Nerima attributes the organization’s evidence-based nutrition intervention strategy for communities facing health security barriers as the source for achieving health developments. Vitamin Angels partners with non-profit organizations to provide adequate health and nutrition services to vulnerable and often marginalized groups in medically-deficient communities. The prompt and strategic measures create sustainable, nutritionally-sufficient futures for mothers, women, infants and children all over the world.

“Over time, we have built the capacity of our program partners who are employing a multi-sectoral approach for improved and increased health care services to marginalized communities in a more sustainable way,” says Nerima. Vitamin Angels also ensures the greatest impact on at-risk communities by determining primary needs, certifying non-profits and authorizing distributions of vitamins or other products. In collaboration with non-profits, they provide nutritional services and support to communities, while analyzing efforts to make advantageous alterations.


COVID-19 Response in Africa

Regarding health services in Uganda, Nerima states, “Uganda rotates around 8-10% funding to health care and majorly affects health services delivery to vulnerable women and children.” Approximately, 49% of pregnant women are anemic, 32% of women of reproductive age are anemic and 9% of children under 5 have Vitamin A deficiency. Additionally, the infant mortality rate is noticeably high with 43.4 deaths per 1,000 live births. “Vitamin A coverage is around 62%. A woman attending the 4th ANC visit is low. Low women are not taking all prescribed doses; there is a problem nutrition health education,” adds Nerima.

The program partner of Vitamin Angels in Uganda, OurGanda, remains committed to saving lives and improving health for vulnerable families and children through their “wellness club” approach. The OurGanda medical team educates, attends to and regulates “wellness club” members in hope of Ugandans becoming accountable for their health.

Since 2018, OurGanda has gained 3,000 wellness club members, distributed 750 children’s health kits and admitted vitamins to 375 pregnant women.

In South Africa, the regulations from COVID-19 heightened food and nutrition insecurity for children and pregnant women. Vitamin Angels’ South African Program Manager, Pumla Dhamini, has lobbied for the urgency of legislators to ensure access to proper nutrition for pregnant women and vulnerable families. Dhamini also strengthened technological COVID-19 communication to increase education on malnutrition and provide food vouchers.

Vitamin Angels partnered with WE, which has responded to COVID-19 impacts in Kenya through increased community outreach and awareness strategies. WE reached more than 150,000 individuals by team members educating locals and allocating crucial services. The organization’s agriculture program persists in improving access to nutritional food security. WE also continues to distribute Vitamin Angels’ health procedures which help women and children evade sickness.


Overcoming COVID-19 Barriers and Long-Term Objectives

COVID-19 in Africa imposed hurdles on Vitamin Angels’ programs, including budget cuts, cost demands, lack of access to and quality of health services and resource scarcity. Vitamin Angels successfully responded to these challenges by disseminating educational resources on COVID-19 prevention and personal protective equipment through local health institutions. Modified capacity-building techniques are assisting providers and program partners during training to strengthen nutrition enforcing tactics while COVID-19 in Africa persists.
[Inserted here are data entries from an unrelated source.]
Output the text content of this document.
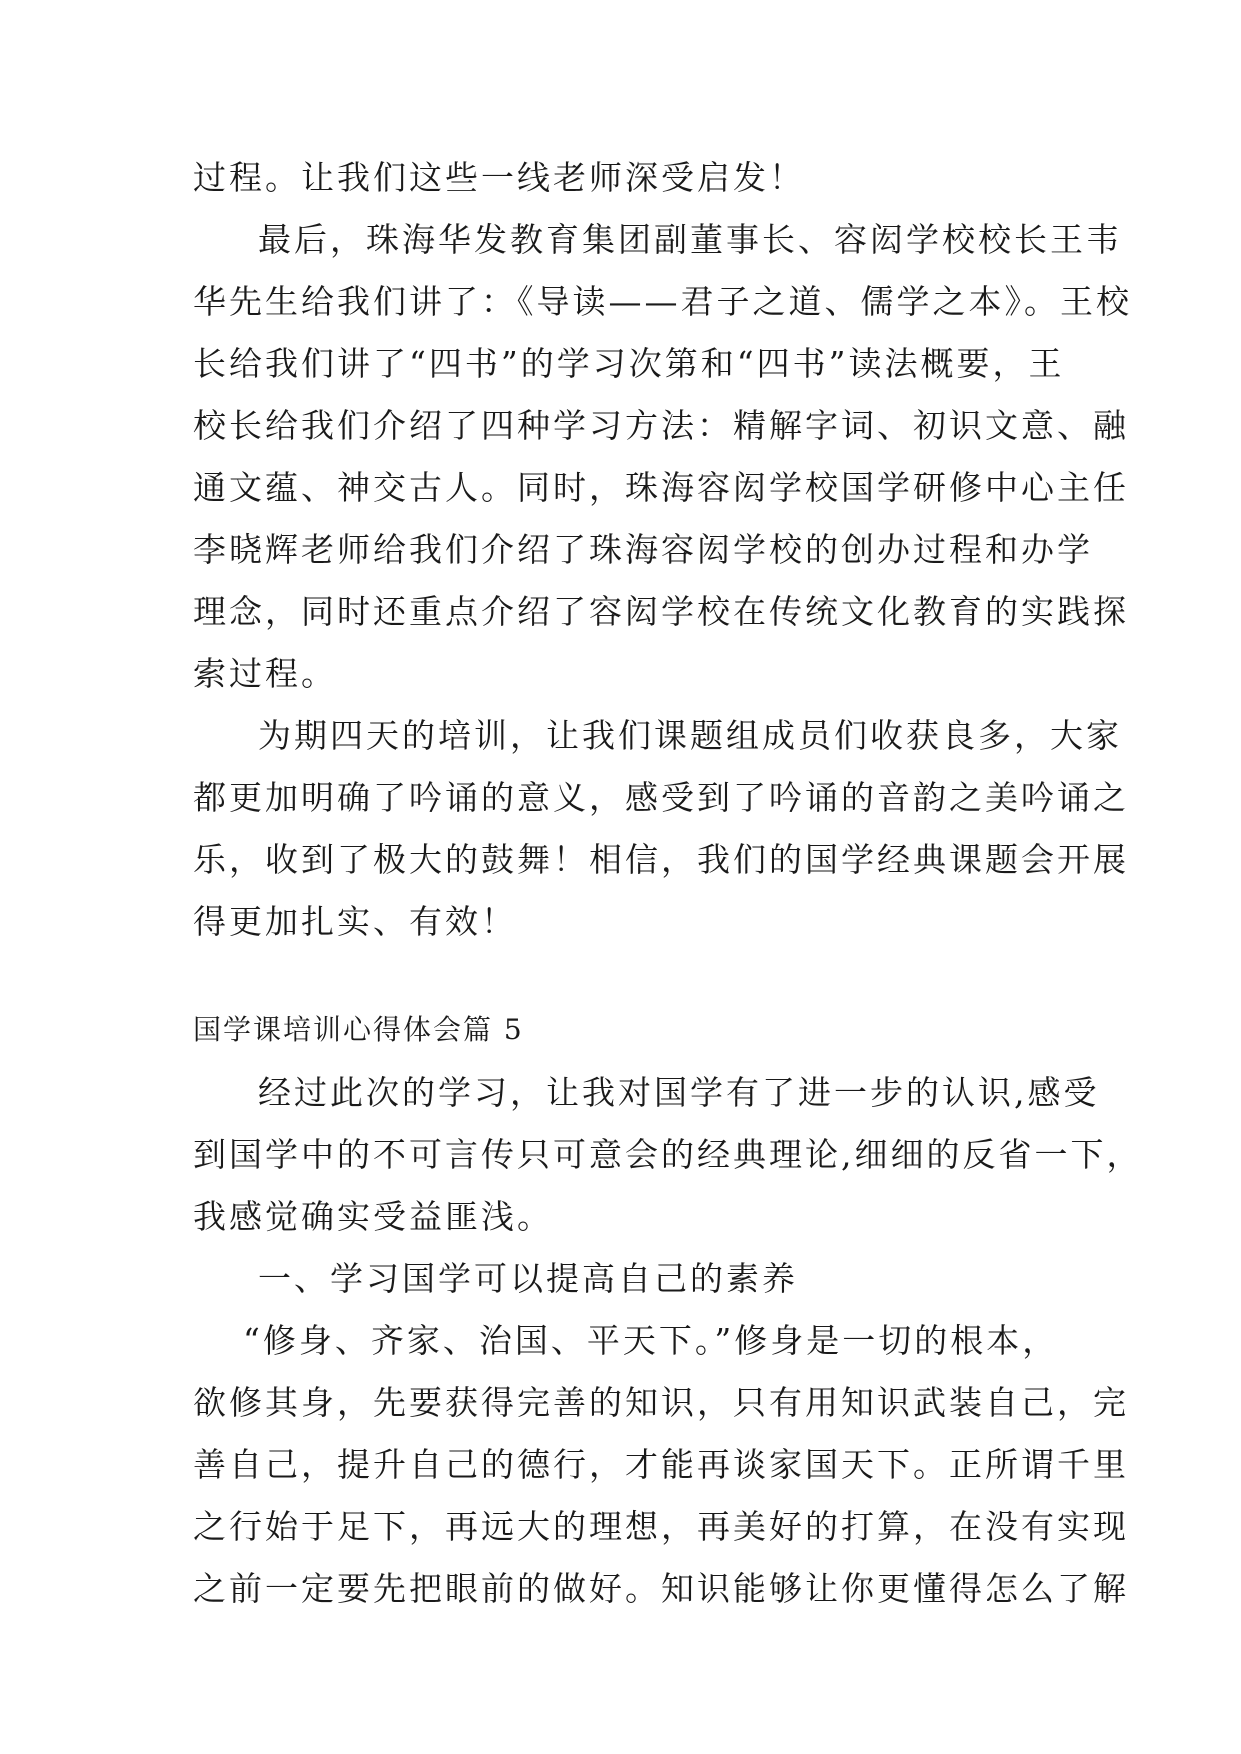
过程。让我们这些一线老师深受启发！
最后，珠海华发教育集团副董事长、容闳学校校长王韦
华先生给我们讲了：《导读——君子之道、儒学之本》。王校
长给我们讲了“四书”的学习次第和“四书”读法概要，王
校长给我们介绍了四种学习方法：精解字词、初识文意、融
通文蕴、神交古人。同时，珠海容闳学校国学研修中心主任
李晓辉老师给我们介绍了珠海容闳学校的创办过程和办学
理念，同时还重点介绍了容闳学校在传统文化教育的实践探
索过程。
为期四天的培训，让我们课题组成员们收获良多，大家
都更加明确了吟诵的意义，感受到了吟诵的音韵之美吟诵之
乐，收到了极大的鼓舞！相信，我们的国学经典课题会开展
得更加扎实、有效！
国学课培训心得体会篇 5
经过此次的学习，让我对国学有了进一步的认识,感受
到国学中的不可言传只可意会的经典理论,细细的反省一下，
我感觉确实受益匪浅。
一、学习国学可以提高自己的素养
“修身、齐家、治国、平天下。”修身是一切的根本，
欲修其身，先要获得完善的知识，只有用知识武装自己，完
善自己，提升自己的德行，才能再谈家国天下。正所谓千里
之行始于足下，再远大的理想，再美好的打算，在没有实现
之前一定要先把眼前的做好。知识能够让你更懂得怎么了解
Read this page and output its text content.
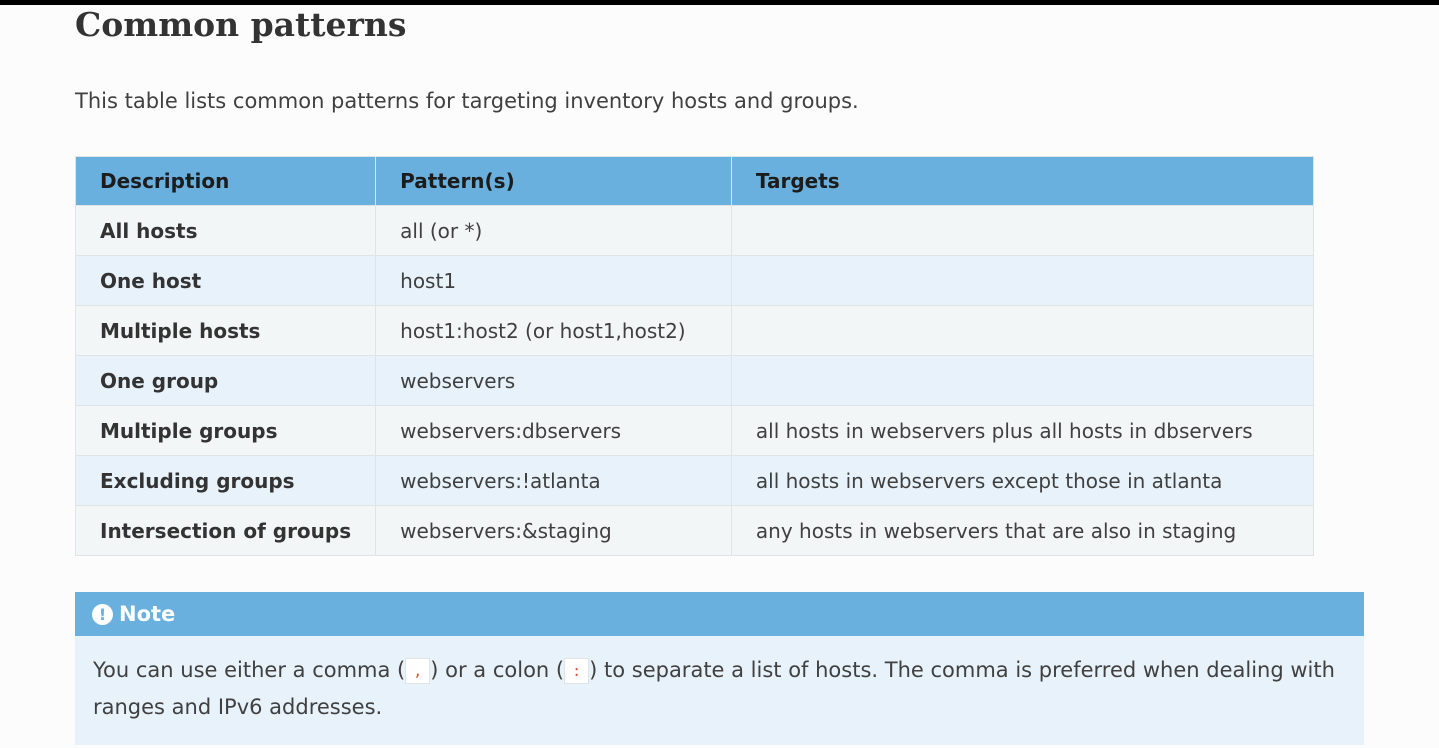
Common patterns

This table lists common patterns for targeting inventory hosts and groups.

Description	Pattern(s)	Targets
All hosts	all (or *)	
One host	host1	
Multiple hosts	host1:host2 (or host1,host2)	
One group	webservers	
Multiple groups	webservers:dbservers	all hosts in webservers plus all hosts in dbservers
Excluding groups	webservers:!atlanta	all hosts in webservers except those in atlanta
Intersection of groups	webservers:&staging	any hosts in webservers that are also in staging
! Note

You can use either a comma ( , ) or a colon ( : ) to separate a list of hosts. The comma is preferred when dealing with ranges and IPv6 addresses.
Vitamin Angels’ legislative advocacy for Micronutrient Supplementation has progressed nutritional security for pregnant women.
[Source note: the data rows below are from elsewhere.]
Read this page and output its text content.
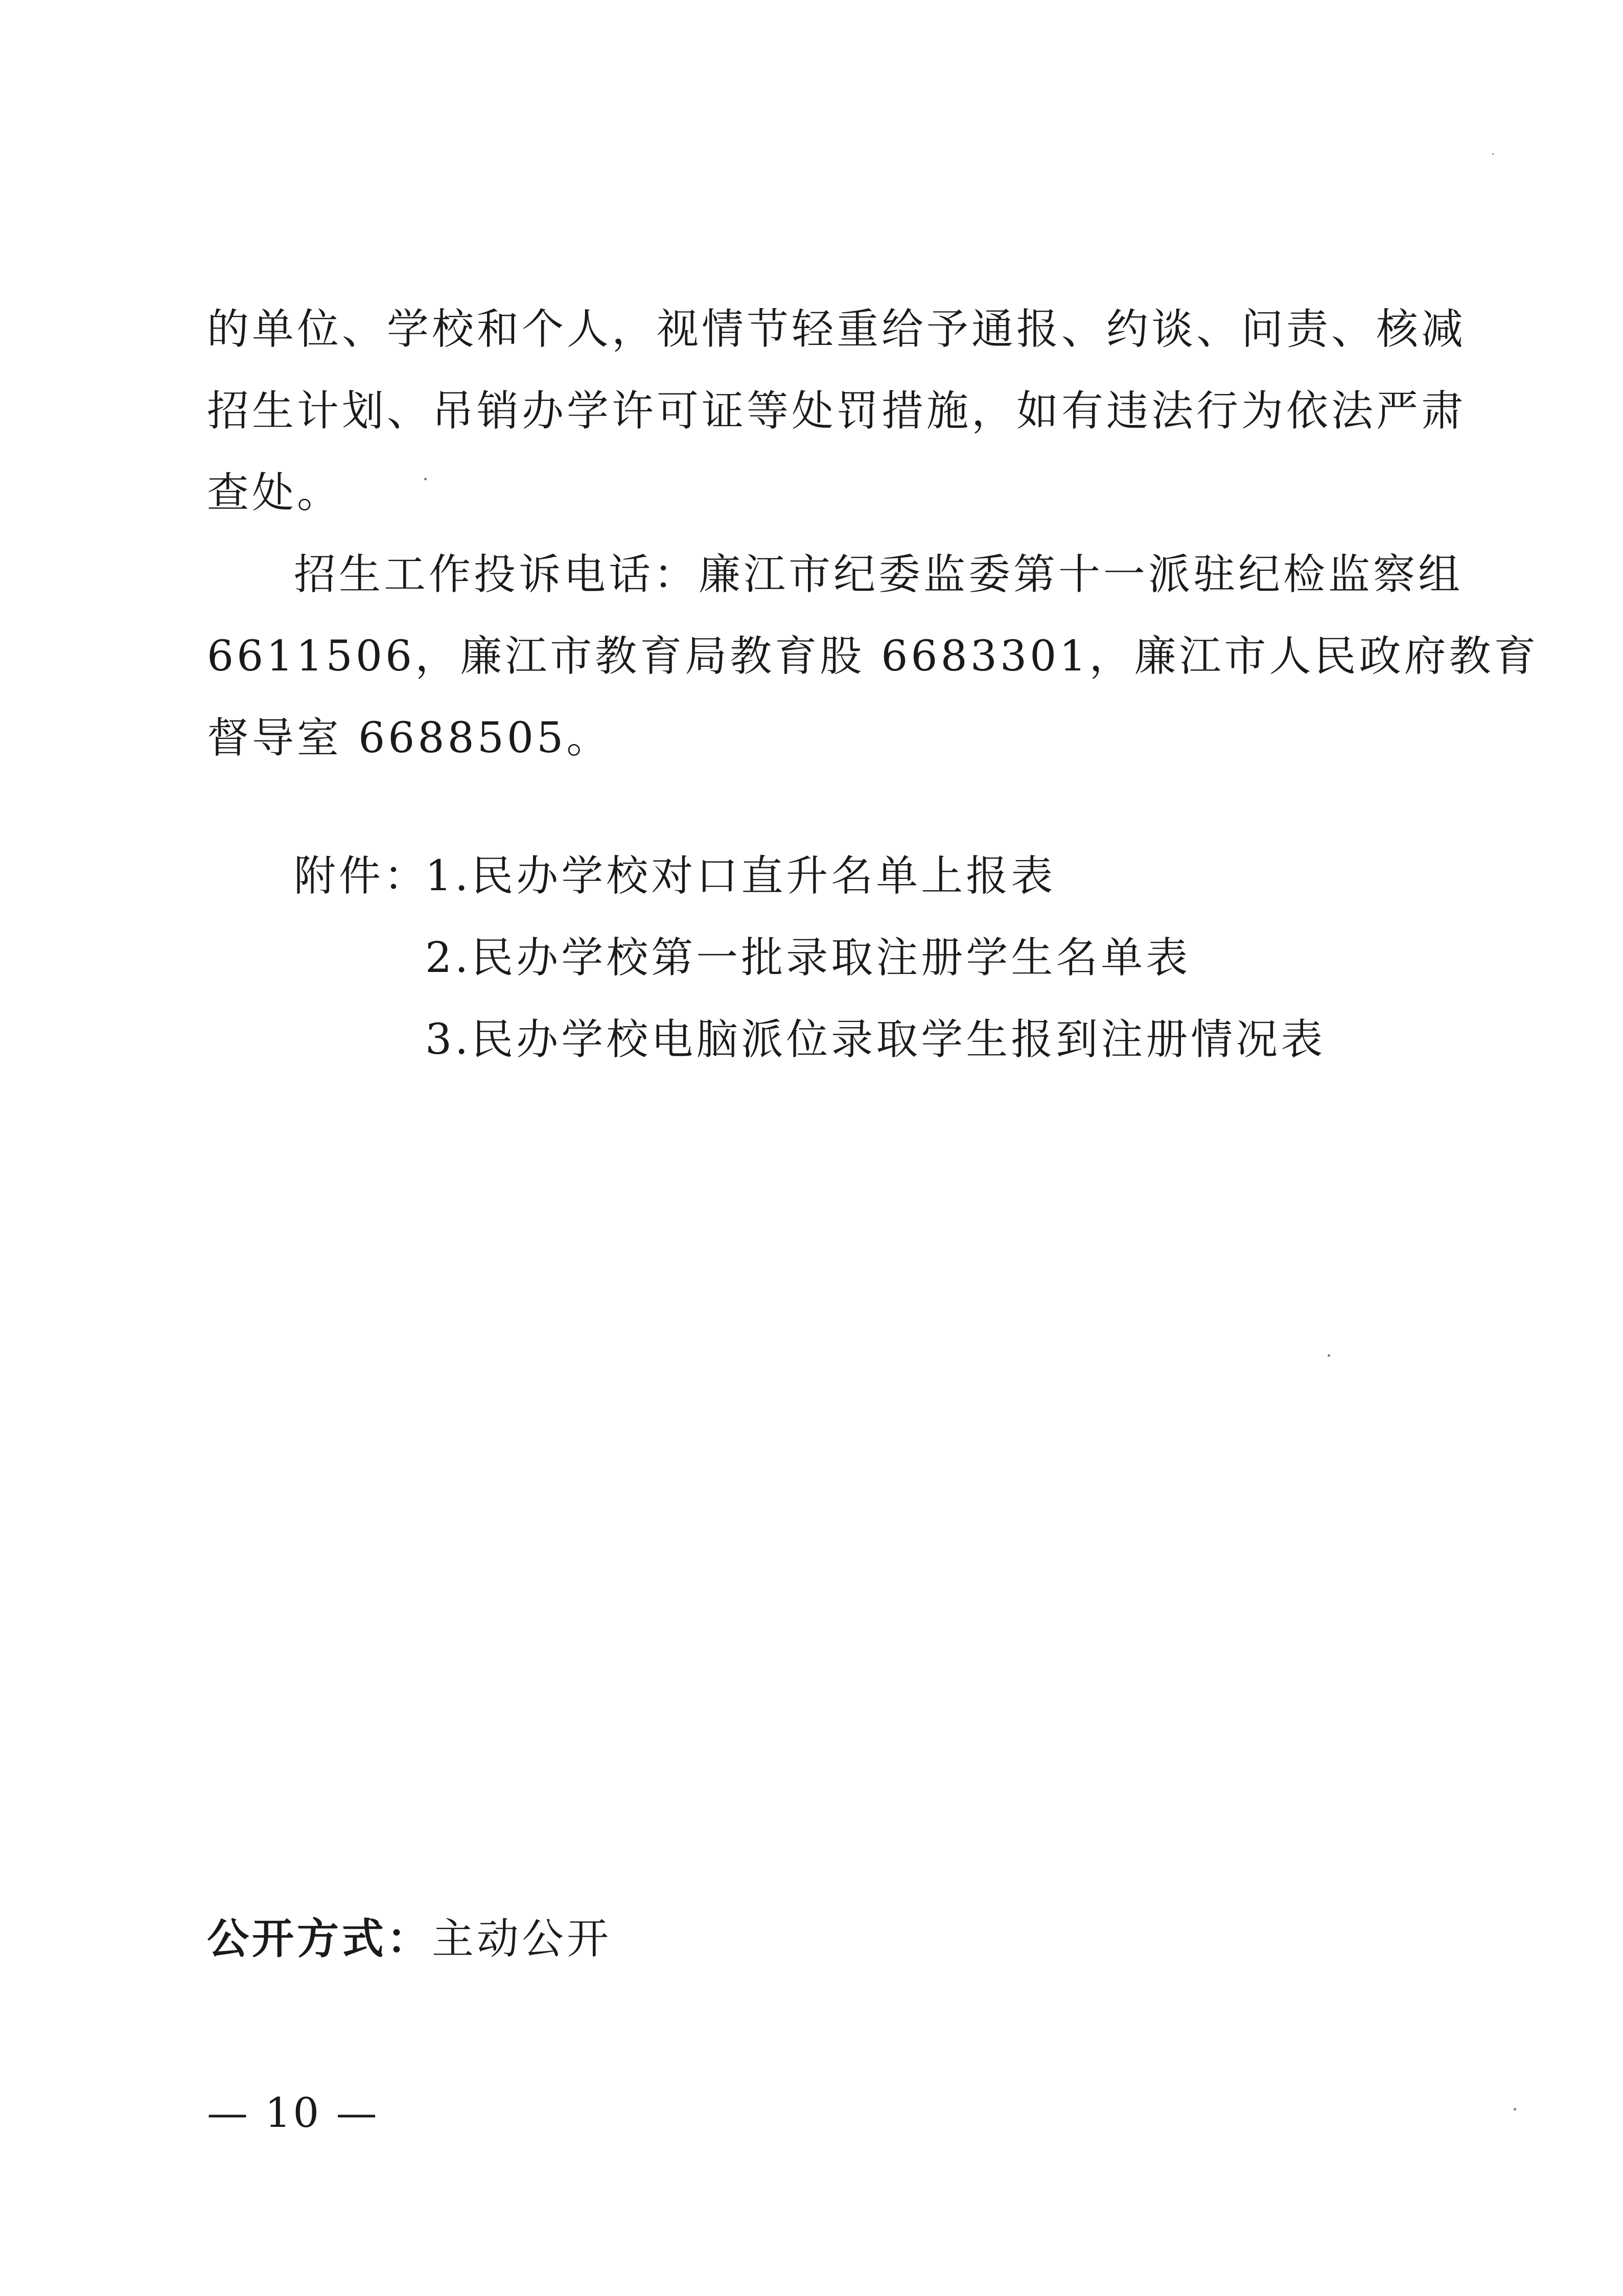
的单位、学校和个人，视情节轻重给予通报、约谈、问责、核减
招生计划、吊销办学许可证等处罚措施，如有违法行为依法严肃
查处。
招生工作投诉电话：廉江市纪委监委第十一派驻纪检监察组
6611506，廉江市教育局教育股 6683301，廉江市人民政府教育
督导室 6688505。
附件：
1.民办学校对口直升名单上报表
2.民办学校第一批录取注册学生名单表
3.民办学校电脑派位录取学生报到注册情况表
公开方式：主动公开
— 10 —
Vitamin Angels’ initiative to relieve current and prospective impacts from COVID-19 in Africa has been highly beneficial, raising over $400,000. As Vitamin Angels continues to adapt program implementation to meet the COVID-19-inflicted growing health needs of African communities, governments should continue to uphold policies combatting inequities from COVID-19 in Africa that disproportionately leave women and children vulnerable to social, economic and health insecurities.